Nach den ersten Metern ortsauswärts und bergauf musste ich mit meinen Gedanken beim Rad fahren bleiben. Sonst wäre es schief gegangen. Also war die Entscheidung schon mal gut und ich habe heute den inneren Schweinehund besiegt. Jippie!

Nach dem ersten Anstieg wird es leichter. Der Blick darf sich nach der Ortschaft weiten. Über die Baustelle der A143 führt mich mein Weg weiter auf dem Saaleradwanderweg nach Schiepzig. Schon bald sehe ich die Felder und die Saale. Diese Kombination ist für mich eine besondere. Es ist alles im Fluss – im doppelten Sinne und beruhigt zumindest meinen Geist.
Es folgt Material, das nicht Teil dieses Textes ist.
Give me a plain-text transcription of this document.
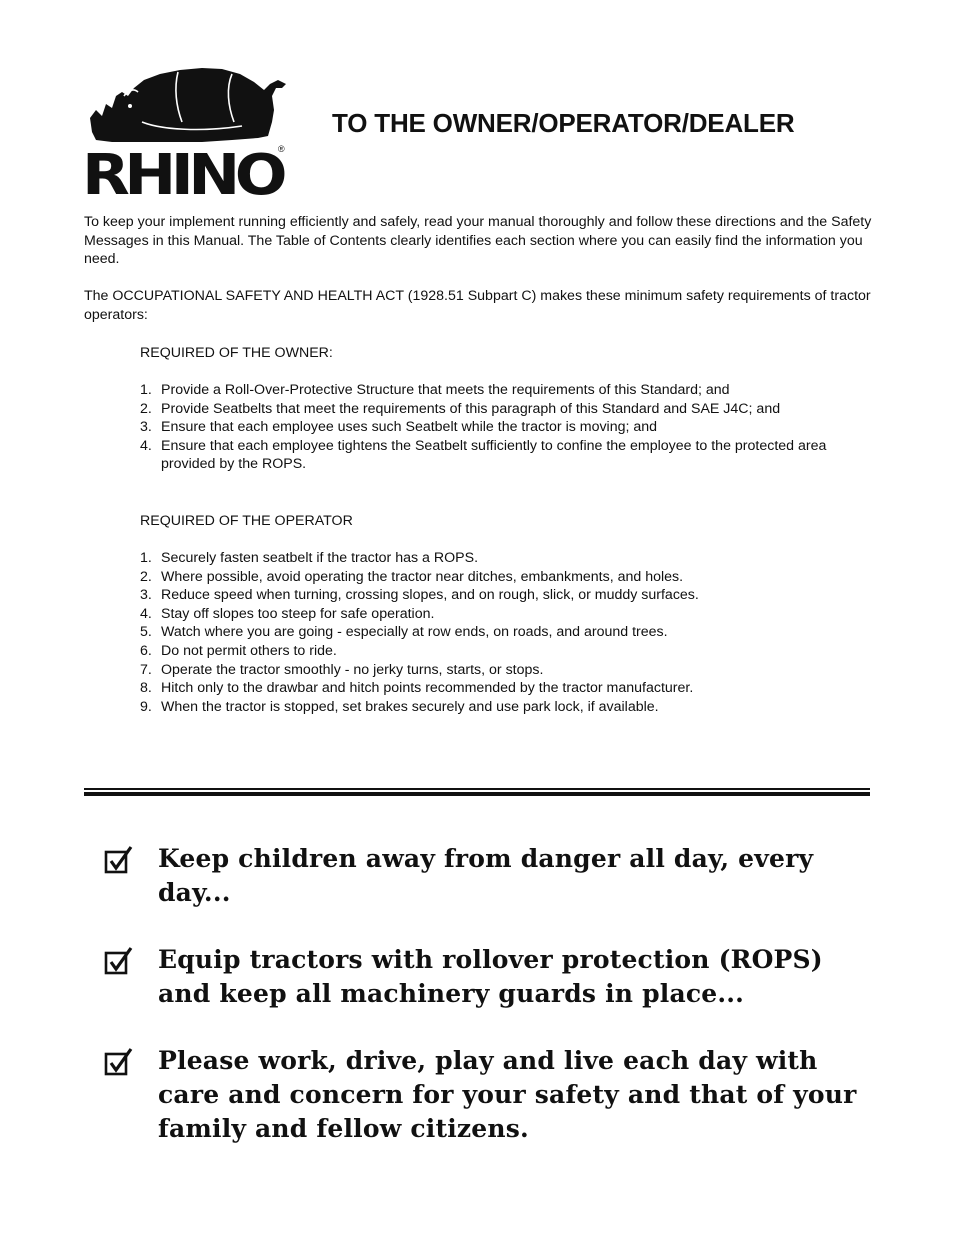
RHINO
®
TO THE OWNER/OPERATOR/DEALER

To keep your implement running efficiently and safely, read your manual thoroughly and follow these directions and the Safety Messages in this Manual. The Table of Contents clearly identifies each section where you can easily find the information you need.

The OCCUPATIONAL SAFETY AND HEALTH ACT (1928.51 Subpart C) makes these minimum safety requirements of tractor operators:

REQUIRED OF THE OWNER:

1. Provide a Roll-Over-Protective Structure that meets the requirements of this Standard; and
2. Provide Seatbelts that meet the requirements of this paragraph of this Standard and SAE J4C; and
3. Ensure that each employee uses such Seatbelt while the tractor is moving; and
4. Ensure that each employee tightens the Seatbelt sufficiently to confine the employee to the protected area provided by the ROPS.

REQUIRED OF THE OPERATOR

1. Securely fasten seatbelt if the tractor has a ROPS.
2. Where possible, avoid operating the tractor near ditches, embankments, and holes.
3. Reduce speed when turning, crossing slopes, and on rough, slick, or muddy surfaces.
4. Stay off slopes too steep for safe operation.
5. Watch where you are going - especially at row ends, on roads, and around trees.
6. Do not permit others to ride.
7. Operate the tractor smoothly - no jerky turns, starts, or stops.
8. Hitch only to the drawbar and hitch points recommended by the tractor manufacturer.
9. When the tractor is stopped, set brakes securely and use park lock, if available.

Keep children away from danger all day, every day...

Equip tractors with rollover protection (ROPS) and keep all machinery guards in place...

Please work, drive, play and live each day with care and concern for your safety and that of your family and fellow citizens.
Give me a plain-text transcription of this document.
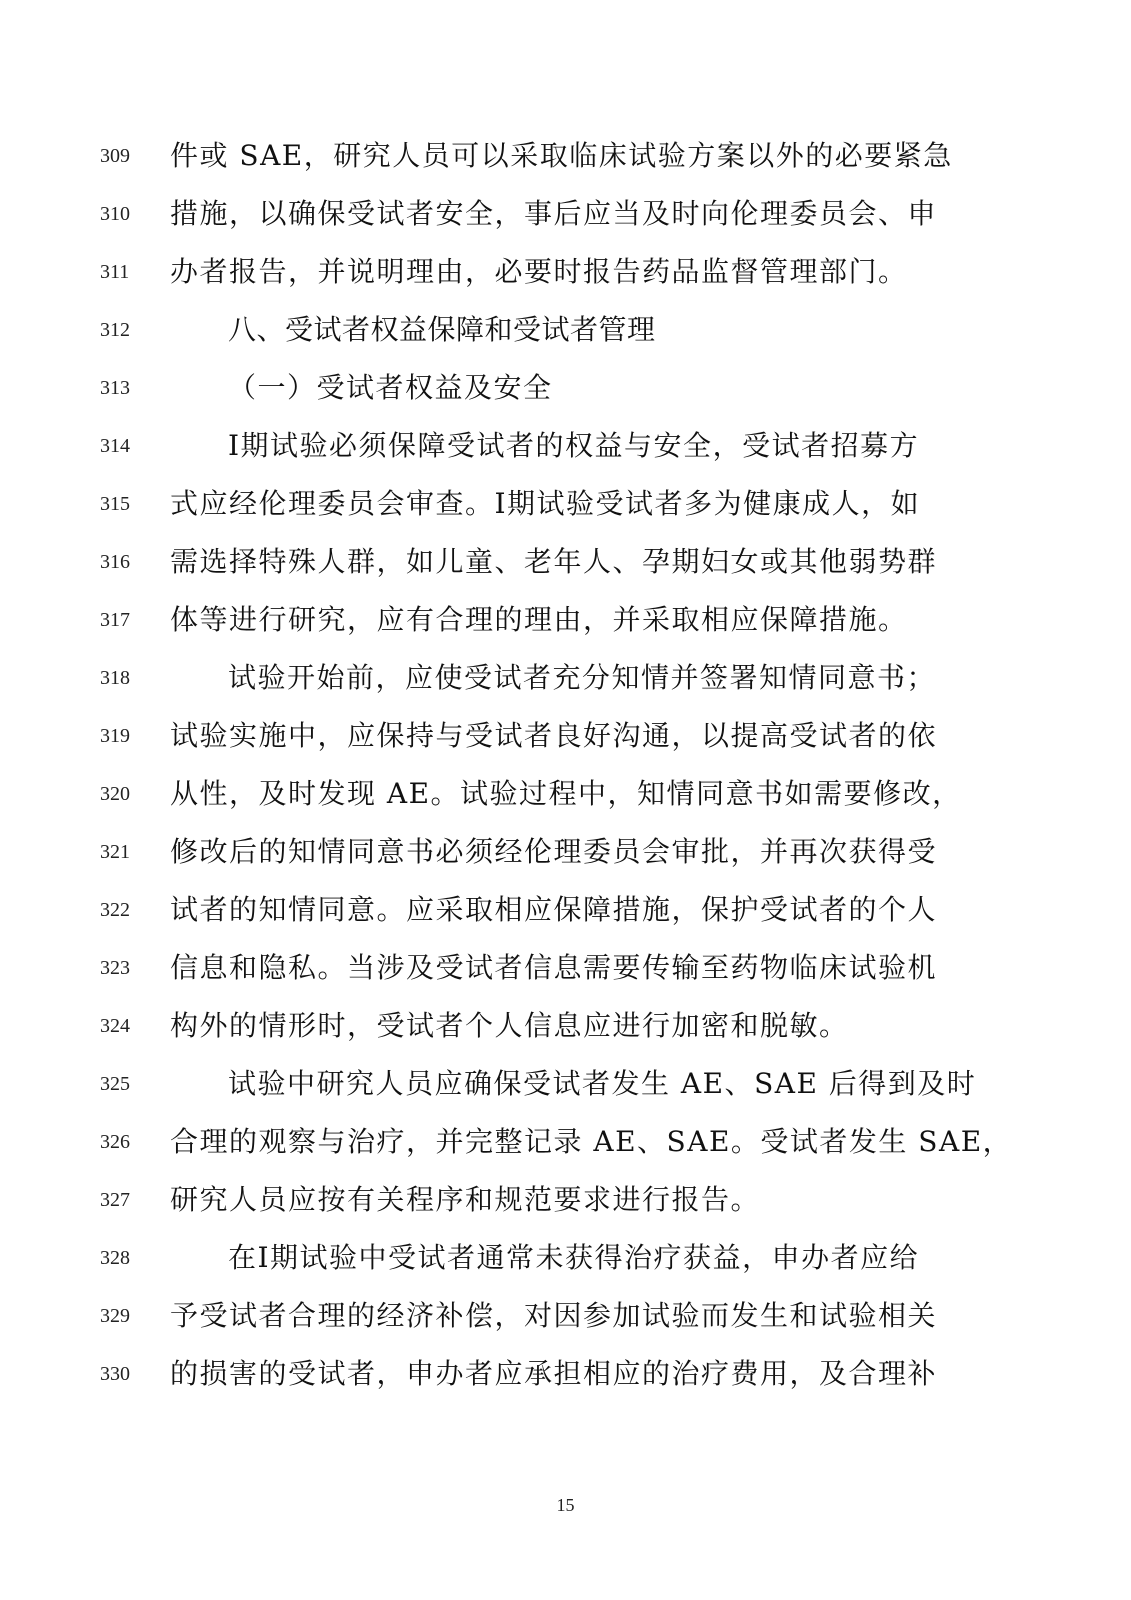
309	件或 SAE，研究人员可以采取临床试验方案以外的必要紧急
310	措施，以确保受试者安全，事后应当及时向伦理委员会、申
311	办者报告，并说明理由，必要时报告药品监督管理部门。
312	八、受试者权益保障和受试者管理
313	（一）受试者权益及安全
314	Ⅰ期试验必须保障受试者的权益与安全，受试者招募方
315	式应经伦理委员会审查。Ⅰ期试验受试者多为健康成人，如
316	需选择特殊人群，如儿童、老年人、孕期妇女或其他弱势群
317	体等进行研究，应有合理的理由，并采取相应保障措施。
318	试验开始前，应使受试者充分知情并签署知情同意书；
319	试验实施中，应保持与受试者良好沟通，以提高受试者的依
320	从性，及时发现 AE。试验过程中，知情同意书如需要修改，
321	修改后的知情同意书必须经伦理委员会审批，并再次获得受
322	试者的知情同意。应采取相应保障措施，保护受试者的个人
323	信息和隐私。当涉及受试者信息需要传输至药物临床试验机
324	构外的情形时，受试者个人信息应进行加密和脱敏。
325	试验中研究人员应确保受试者发生 AE、SAE 后得到及时
326	合理的观察与治疗，并完整记录 AE、SAE。受试者发生 SAE，
327	研究人员应按有关程序和规范要求进行报告。
328	在Ⅰ期试验中受试者通常未获得治疗获益，申办者应给
329	予受试者合理的经济补偿，对因参加试验而发生和试验相关
330	的损害的受试者，申办者应承担相应的治疗费用，及合理补
15
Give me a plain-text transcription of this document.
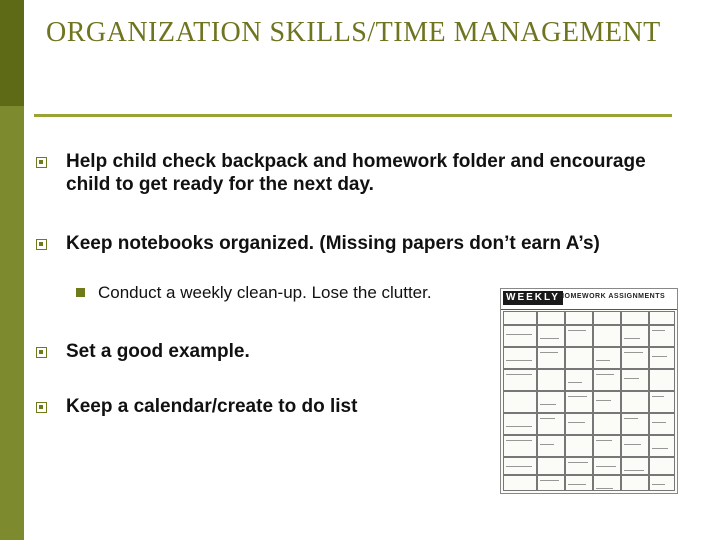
ORGANIZATION SKILLS/TIME MANAGEMENT
Help child check backpack and homework folder and encourage child to get ready for the next day.
Keep notebooks organized. (Missing papers don’t earn A’s)
Conduct a weekly clean-up. Lose the clutter.
Set a good example.
Keep a calendar/create to do list
WEEKLY HOMEWORK ASSIGNMENTS
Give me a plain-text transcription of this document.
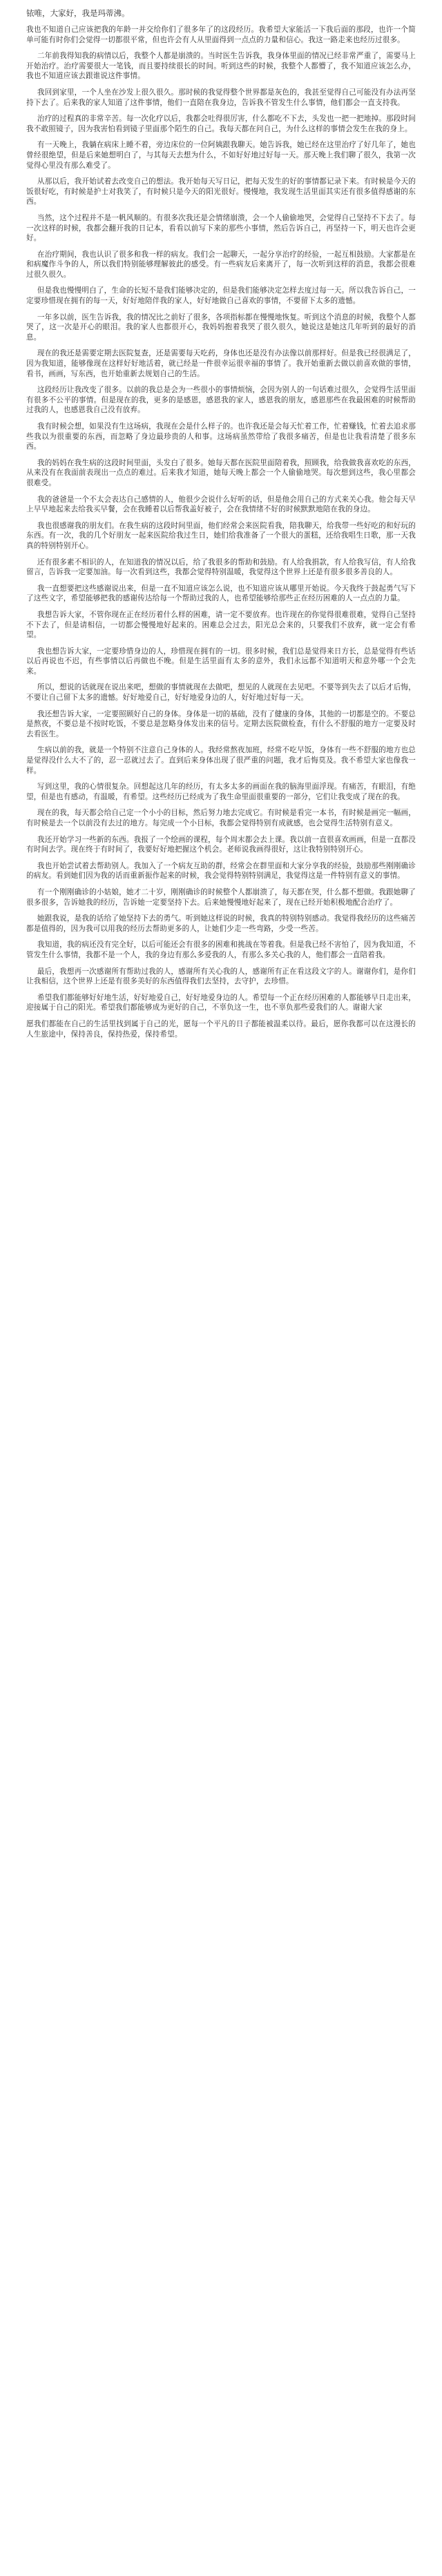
铱唯，大家好，我是玛蒂沸。

我也不知道自己应该把我的年龄一并交给你们了很多年了的这段经历。我希望大家能活一下我后面的那段，也许一个简单可能有时你们会觉得一切都很平常，但也许会有人从里面得到一点点的力量和信心。我这一路走来也经历过很多。

二年前我得知我的病情以后，我整个人都是崩溃的。当时医生告诉我，我身体里面的情况已经非常严重了，需要马上开始治疗。治疗需要很大一笔钱，而且要持续很长的时间。听到这些的时候，我整个人都懵了，我不知道应该怎么办，我也不知道应该去跟谁说这件事情。

我回到家里，一个人坐在沙发上很久很久。那时候的我觉得整个世界都是灰色的，我甚至觉得自己可能没有办法再坚持下去了。后来我的家人知道了这件事情，他们一直陪在我身边，告诉我不管发生什么事情，他们都会一直支持我。

治疗的过程真的非常辛苦。每一次化疗以后，我都会吐得很厉害，什么都吃不下去，头发也一把一把地掉。那段时间我不敢照镜子，因为我害怕看到镜子里面那个陌生的自己。我每天都在问自己，为什么这样的事情会发生在我的身上。

有一天晚上，我躺在病床上睡不着，旁边床位的一位阿姨跟我聊天。她告诉我，她已经在这里治疗了好几年了，她也曾经很绝望，但是后来她想明白了，与其每天去想为什么，不如好好地过好每一天。那天晚上我们聊了很久，我第一次觉得心里没有那么难受了。

从那以后，我开始试着去改变自己的想法。我开始每天写日记，把每天发生的好的事情都记录下来。有时候是今天的饭很好吃，有时候是护士对我笑了，有时候只是今天的阳光很好。慢慢地，我发现生活里面其实还有很多值得感谢的东西。

当然，这个过程并不是一帆风顺的。有很多次我还是会情绪崩溃，会一个人偷偷地哭，会觉得自己坚持不下去了。每一次这样的时候，我都会翻开我的日记本，看看以前写下来的那些小事情，然后告诉自己，再坚持一下，明天也许会更好。

在治疗期间，我也认识了很多和我一样的病友。我们会一起聊天，一起分享治疗的经验，一起互相鼓励。大家都是在和病魔作斗争的人，所以我们特别能够理解彼此的感受。有一些病友后来离开了，每一次听到这样的消息，我都会很难过很久很久。

但是我也慢慢明白了，生命的长短不是我们能够决定的，但是我们能够决定怎样去度过每一天。所以我告诉自己，一定要珍惜现在拥有的每一天，好好地陪伴我的家人，好好地做自己喜欢的事情，不要留下太多的遗憾。

一年多以前，医生告诉我，我的情况比之前好了很多，各项指标都在慢慢地恢复。听到这个消息的时候，我整个人都哭了，这一次是开心的眼泪。我的家人也都很开心，我妈妈抱着我哭了很久很久，她说这是她这几年听到的最好的消息。

现在的我还是需要定期去医院复查，还是需要每天吃药，身体也还是没有办法像以前那样好。但是我已经很满足了，因为我知道，能够像现在这样好好地活着，就已经是一件很幸运很幸福的事情了。我开始重新去做以前喜欢做的事情，看书，画画，写东西，也开始重新去规划自己的生活。

这段经历让我改变了很多。以前的我总是会为一些很小的事情烦恼，会因为别人的一句话难过很久，会觉得生活里面有很多不公平的事情。但是现在的我，更多的是感恩，感恩我的家人，感恩我的朋友，感恩那些在我最困难的时候帮助过我的人，也感恩我自己没有放弃。

我有时候会想，如果没有生这场病，我现在会是什么样子的。也许我还是会每天忙着工作，忙着赚钱，忙着去追求那些我以为很重要的东西，而忽略了身边最珍贵的人和事。这场病虽然带给了我很多痛苦，但是也让我看清楚了很多东西。

我的妈妈在我生病的这段时间里面，头发白了很多。她每天都在医院里面陪着我，照顾我，给我做我喜欢吃的东西，从来没有在我面前表现出一点点的难过。后来我才知道，她每天晚上都会一个人偷偷地哭。每次想到这些，我心里都会很难受。

我的爸爸是一个不太会表达自己感情的人，他很少会说什么好听的话，但是他会用自己的方式来关心我。他会每天早上早早地起来去给我买早餐，会在我睡着以后帮我盖好被子，会在我情绪不好的时候默默地陪在我的身边。

我也很感谢我的朋友们。在我生病的这段时间里面，他们经常会来医院看我，陪我聊天，给我带一些好吃的和好玩的东西。有一次，我的几个好朋友一起来医院给我过生日，她们给我准备了一个很大的蛋糕，还给我唱生日歌，那一天我真的特别特别开心。

还有很多素不相识的人，在知道我的情况以后，给了我很多的帮助和鼓励。有人给我捐款，有人给我写信，有人给我留言，告诉我一定要加油。每一次看到这些，我都会觉得特别温暖，我觉得这个世界上还是有很多很多善良的人。

我一直想要把这些感谢说出来，但是一直不知道应该怎么说，也不知道应该从哪里开始说。今天我终于鼓起勇气写下了这些文字，希望能够把我的感谢传达给每一个帮助过我的人，也希望能够给那些正在经历困难的人一点点的力量。

我想告诉大家，不管你现在正在经历着什么样的困难，请一定不要放弃。也许现在的你觉得很难很难，觉得自己坚持不下去了，但是请相信，一切都会慢慢地好起来的。困难总会过去，阳光总会来的，只要我们不放弃，就一定会有希望。

我也想告诉大家，一定要珍惜身边的人，珍惜现在拥有的一切。很多时候，我们总是觉得来日方长，总是觉得有些话以后再说也不迟，有些事情以后再做也不晚。但是生活里面有太多的意外，我们永远都不知道明天和意外哪一个会先来。

所以，想说的话就现在说出来吧，想做的事情就现在去做吧，想见的人就现在去见吧。不要等到失去了以后才后悔，不要让自己留下太多的遗憾。好好地爱自己，好好地爱身边的人，好好地过好每一天。

我还想告诉大家，一定要照顾好自己的身体。身体是一切的基础，没有了健康的身体，其他的一切都是空的。不要总是熬夜，不要总是不按时吃饭，不要总是忽略身体发出来的信号。定期去医院做检查，有什么不舒服的地方一定要及时去看医生。

生病以前的我，就是一个特别不注意自己身体的人。我经常熬夜加班，经常不吃早饭，身体有一些不舒服的地方也总是觉得没什么大不了的，忍一忍就过去了。直到后来身体出现了很严重的问题，我才后悔莫及。我不希望大家也像我一样。

写到这里，我的心情很复杂。回想起这几年的经历，有太多太多的画面在我的脑海里面浮现。有痛苦，有眼泪，有绝望，但是也有感动，有温暖，有希望。这些经历已经成为了我生命里面很重要的一部分，它们让我变成了现在的我。

现在的我，每天都会给自己定一个小小的目标，然后努力地去完成它。有时候是看完一本书，有时候是画完一幅画，有时候是去一个以前没有去过的地方。每完成一个小目标，我都会觉得特别有成就感，也会觉得生活特别有意义。

我还开始学习一些新的东西。我报了一个绘画的课程，每个周末都会去上课。我以前一直很喜欢画画，但是一直都没有时间去学。现在终于有时间了，我要好好地把握这个机会。老师说我画得很好，这让我特别特别开心。

我也开始尝试着去帮助别人。我加入了一个病友互助的群，经常会在群里面和大家分享我的经验，鼓励那些刚刚确诊的病友。看到她们因为我的话而重新振作起来的时候，我会觉得特别特别满足，我觉得这是一件特别有意义的事情。

有一个刚刚确诊的小姑娘，她才二十岁，刚刚确诊的时候整个人都崩溃了，每天都在哭，什么都不想做。我跟她聊了很多很多，告诉她我的经历，告诉她一定要坚持下去。后来她慢慢地好起来了，现在已经开始积极地配合治疗了。

她跟我说，是我的话给了她坚持下去的勇气。听到她这样说的时候，我真的特别特别感动。我觉得我经历的这些痛苦都是值得的，因为我可以用我的经历去帮助更多的人，让她们少走一些弯路，少受一些苦。

我知道，我的病还没有完全好，以后可能还会有很多的困难和挑战在等着我。但是我已经不害怕了，因为我知道，不管发生什么事情，我都不是一个人，我的身边有那么多爱我的人，有那么多关心我的人，他们都会一直陪着我。

最后，我想再一次感谢所有帮助过我的人，感谢所有关心我的人，感谢所有正在看这段文字的人。谢谢你们，是你们让我相信，这个世界上还是有很多美好的东西值得我们去坚持，去守护，去珍惜。

希望我们都能够好好地生活，好好地爱自己，好好地爱身边的人。希望每一个正在经历困难的人都能够早日走出来，迎接属于自己的阳光。希望我们都能够成为更好的自己，不辜负这一生，也不辜负那些爱我们的人。谢谢大家

愿我们都能在自己的生活里找到属于自己的光，愿每一个平凡的日子都能被温柔以待。最后，愿你我都可以在这漫长的人生旅途中，保持善良，保持热爱，保持希望。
Weit bin ich nicht gekommen als ich das erste Motiv entdeckt habe. Nach dem Auslauf mit den Kamerunern entdeckten meine Augen ein wunderschönes großes rotes Feld – voller Klatschmohn. Nach ein paar Metern machte ich einen kleinen Abstecher zur Saale, wo einige Autos und Radfahrer an der Fähre anstanden. Von hier gibt es schon einen schönen Blick auf die Brachwitzer Alpen.

Ein paar Kilometer an der Saale entlang und einen steilen Berg hinauf und schon geht es ein paar Kilometer durch die Heide. Die Heide ist das städtische Waldgebiet, welches auch heute viele Menschen anzog, um zu spazieren, ihre Hunde auszuführen oder mit den Kids den Spielplatz zu besuchen.

Andere Radfahrer kehrten an einem kleinen Anstieg mit anspruchsvollen Untergrund um. Für mich war dies keine Alternative. So musste ich an dieser Stelle schmunzeln, als dich den Baum quer über meinen Weg fand. Mein Lebensmotto „Hindernisse sind zum Überqueren da!“.

Nach knapp einer Stunde (mit Pausen für die Fotos) hatte ich 20 km in den Beinen und war glücklich wieder zu Hause. Genießt das Leben.